AI is not a gimmick. It is infrastructure you install, and installation is a leadership act.
The contractors who move through the adoption curve fastest are almost always the ones with data discipline that predates AI. Good QC managers have always kept these records. The difference now is that when the data is structured and connected across systems, AI can actually use it, such as surfacing patterns, flagging variability, and recommending adjustments grounded in what is actually happening across the operation rather than what one system happens to track.
If your operation has data gaps, the honest path is to audit them before deployment starts. Knowing where the gaps are upfront means you can plan for them. Discovering them mid-rollout, when the team is already skeptical, is a much harder problem to manage.

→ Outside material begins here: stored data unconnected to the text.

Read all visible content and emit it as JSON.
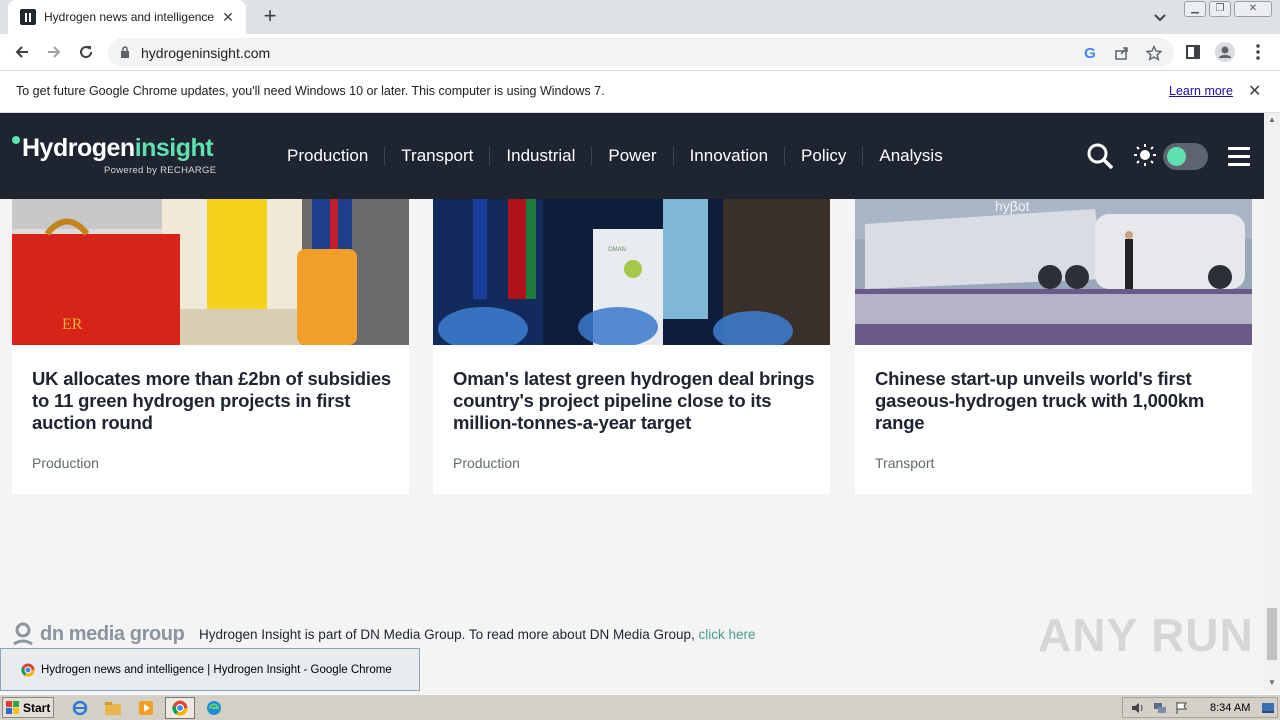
{
  "browser": {
    "tab_title": "Hydrogen news and intelligence | Hy",
    "url": "hydrogeninsight.com",
    "window_controls": [
      "minimize",
      "restore",
      "close"
    ]
  },
  "infobar": {
    "message": "To get future Google Chrome updates, you'll need Windows 10 or later. This computer is using Windows 7.",
    "learn_more": "Learn more"
  },
  "site": {
    "logo_prefix": "Hydrogen",
    "logo_accent": "insight",
    "logo_tagline": "Powered by RECHARGE",
    "nav": [
      "Production",
      "Transport",
      "Industrial",
      "Power",
      "Innovation",
      "Policy",
      "Analysis"
    ],
    "accent_color": "#5ee2b0",
    "header_color": "#1e2430"
  },
  "articles": [
    {
      "title": "UK allocates more than £2bn of subsidies to 11 green hydrogen projects in first auction round",
      "category": "Production"
    },
    {
      "title": "Oman's latest green hydrogen deal brings country's project pipeline close to its million-tonnes-a-year target",
      "category": "Production"
    },
    {
      "title": "Chinese start-up unveils world's first gaseous-hydrogen truck with 1,000km range",
      "category": "Transport"
    }
  ],
  "footer": {
    "group_logo": "dn media group",
    "text": "Hydrogen Insight is part of DN Media Group. To read more about DN Media Group,",
    "link": "click here"
  },
  "watermark": "ANY RUN",
  "taskbar": {
    "start": "Start",
    "popup_title": "Hydrogen news and intelligence | Hydrogen Insight - Google Chrome",
    "clock": "8:34 AM"
  }
}
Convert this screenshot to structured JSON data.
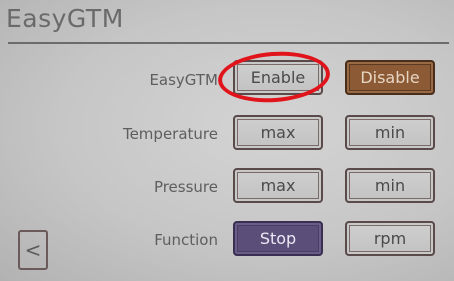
{
  "screen": {
    "title": "EasyGTM"
  },
  "rows": [
    {
      "label": "EasyGTM",
      "left": "Enable",
      "right": "Disable"
    },
    {
      "label": "Temperature",
      "left": "max",
      "right": "min"
    },
    {
      "label": "Pressure",
      "left": "max",
      "right": "min"
    },
    {
      "label": "Function",
      "left": "Stop",
      "right": "rpm"
    }
  ],
  "nav": {
    "back": "<"
  },
  "colors": {
    "selected_disable": "#8c5a34",
    "selected_stop": "#5b4f79",
    "annotation_circle": "#e0141a"
  }
}
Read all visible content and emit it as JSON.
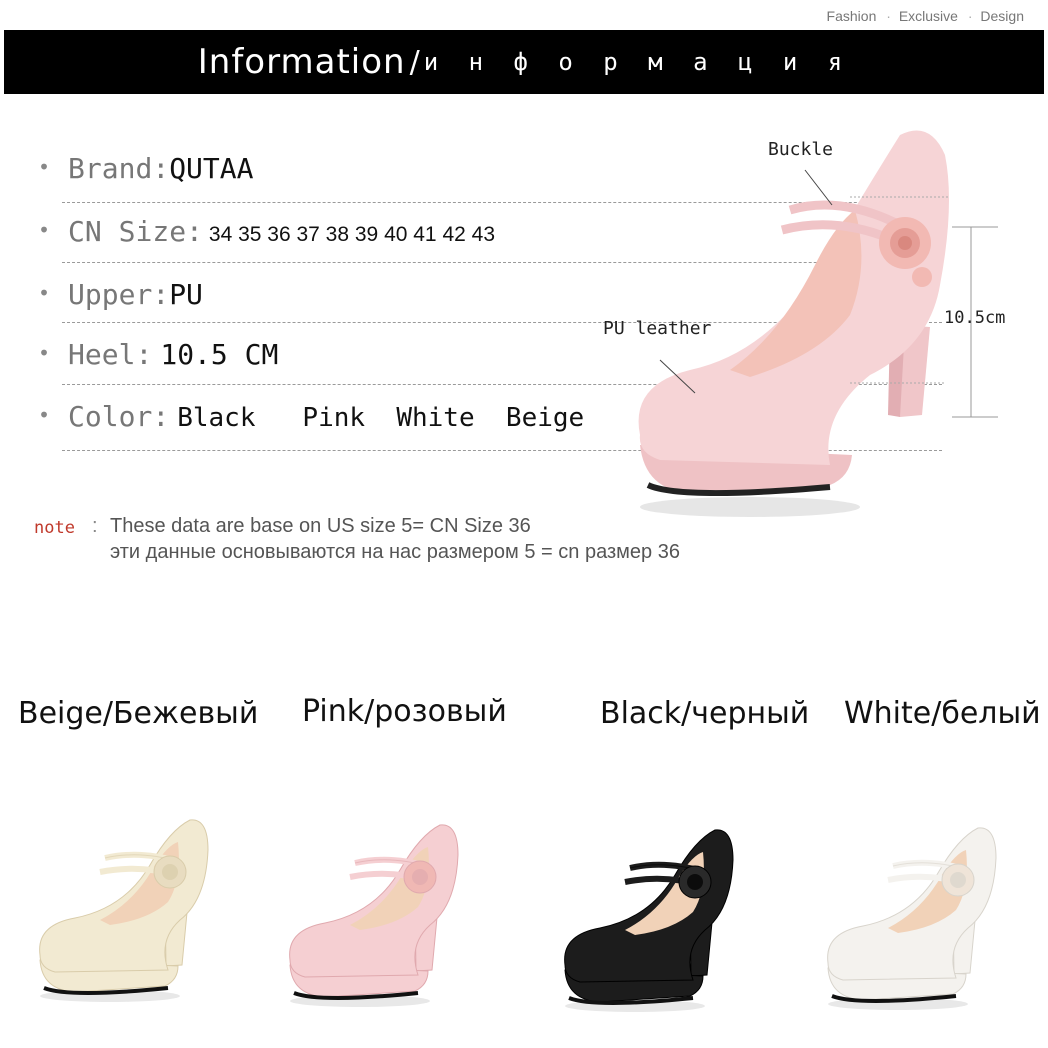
{
  "tagline": [
    "Fashion",
    "Exclusive",
    "Design"
  ],
  "banner": {
    "title": "Information",
    "subtitle": "и н ф о р м а ц и я"
  },
  "info": {
    "brand": {
      "label": "Brand:",
      "value": "QUTAA"
    },
    "size": {
      "label": "CN Size:",
      "value": "34 35 36 37 38 39 40 41 42 43"
    },
    "upper": {
      "label": "Upper: ",
      "value": "PU"
    },
    "heel": {
      "label": "Heel: ",
      "value": "10.5 CM"
    },
    "color": {
      "label": "Color:",
      "value": "Black   Pink  White  Beige"
    }
  },
  "note": {
    "tag": "note",
    "line1": "These data are base on US size 5= CN Size 36",
    "line2": "эти данные основываются на нас размером 5 = cn размер 36"
  },
  "callouts": {
    "buckle": "Buckle",
    "material": "PU leather",
    "heel_height": "10.5cm"
  },
  "variants": [
    {
      "label": "Beige/Бежевый",
      "color": "#f2ead2",
      "shade": "#d9ccaa",
      "flower": "#e8dcc0"
    },
    {
      "label": "Pink/розовый",
      "color": "#f5cfd2",
      "shade": "#e0a9ae",
      "flower": "#f0b8b4"
    },
    {
      "label": "Black/черный",
      "color": "#1c1c1c",
      "shade": "#000000",
      "flower": "#2a2a2a"
    },
    {
      "label": "White/белый",
      "color": "#f4f2ee",
      "shade": "#d8d4cc",
      "flower": "#efe4d8"
    }
  ],
  "colors": {
    "main_shoe": "#f6d4d6",
    "banner": "#000000",
    "note_tag": "#c0392b"
  }
}
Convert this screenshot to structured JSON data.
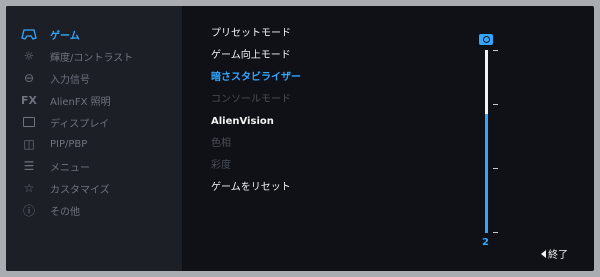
{
  "menu": [
    {
      "label": "ゲーム",
      "icon": "gamepad-icon",
      "active": true
    },
    {
      "label": "輝度/コントラスト",
      "icon": "brightness-icon"
    },
    {
      "label": "入力信号",
      "icon": "input-icon"
    },
    {
      "label": "AlienFX 照明",
      "icon": "fx-icon",
      "icon_text": "FX"
    },
    {
      "label": "ディスプレイ",
      "icon": "monitor-icon"
    },
    {
      "label": "PIP/PBP",
      "icon": "pip-icon"
    },
    {
      "label": "メニュー",
      "icon": "menu-list-icon"
    },
    {
      "label": "カスタマイズ",
      "icon": "star-icon"
    },
    {
      "label": "その他",
      "icon": "info-icon"
    }
  ],
  "submenu": [
    {
      "label": "プリセットモード",
      "state": "normal"
    },
    {
      "label": "ゲーム向上モード",
      "state": "normal"
    },
    {
      "label": "暗さスタビライザー",
      "state": "selected"
    },
    {
      "label": "コンソールモード",
      "state": "disabled"
    },
    {
      "label": "AlienVision",
      "state": "normal"
    },
    {
      "label": "色相",
      "state": "disabled"
    },
    {
      "label": "彩度",
      "state": "disabled"
    },
    {
      "label": "ゲームをリセット",
      "state": "normal"
    }
  ],
  "slider": {
    "value": "2",
    "level_fraction": 0.65
  },
  "exit_label": "終了",
  "colors": {
    "accent": "#33a6ff",
    "panel": "#1c1f26",
    "background": "#0f1116"
  }
}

Leadership: The Variable That Changes the Outcome
AI is not a gimmick. It is infrastructure you install, and installation is a leadership act. The technology will keep improving on its own. Preparing your organization to use it well will not.
This industry has navigated hard transitions before: prefabrication, GPS-guided equipment, performance-based specifications, wireless concrete monitoring. Each one required a leader to guide the organization to learn something new, absorb the discomfort of the early phase, and come out more capable on the other side.
Concrete has not changed. The way we work with it is about to. The companies that set the pace will not be the ones that waited for the dust to settle. They will be the ones that started with their people.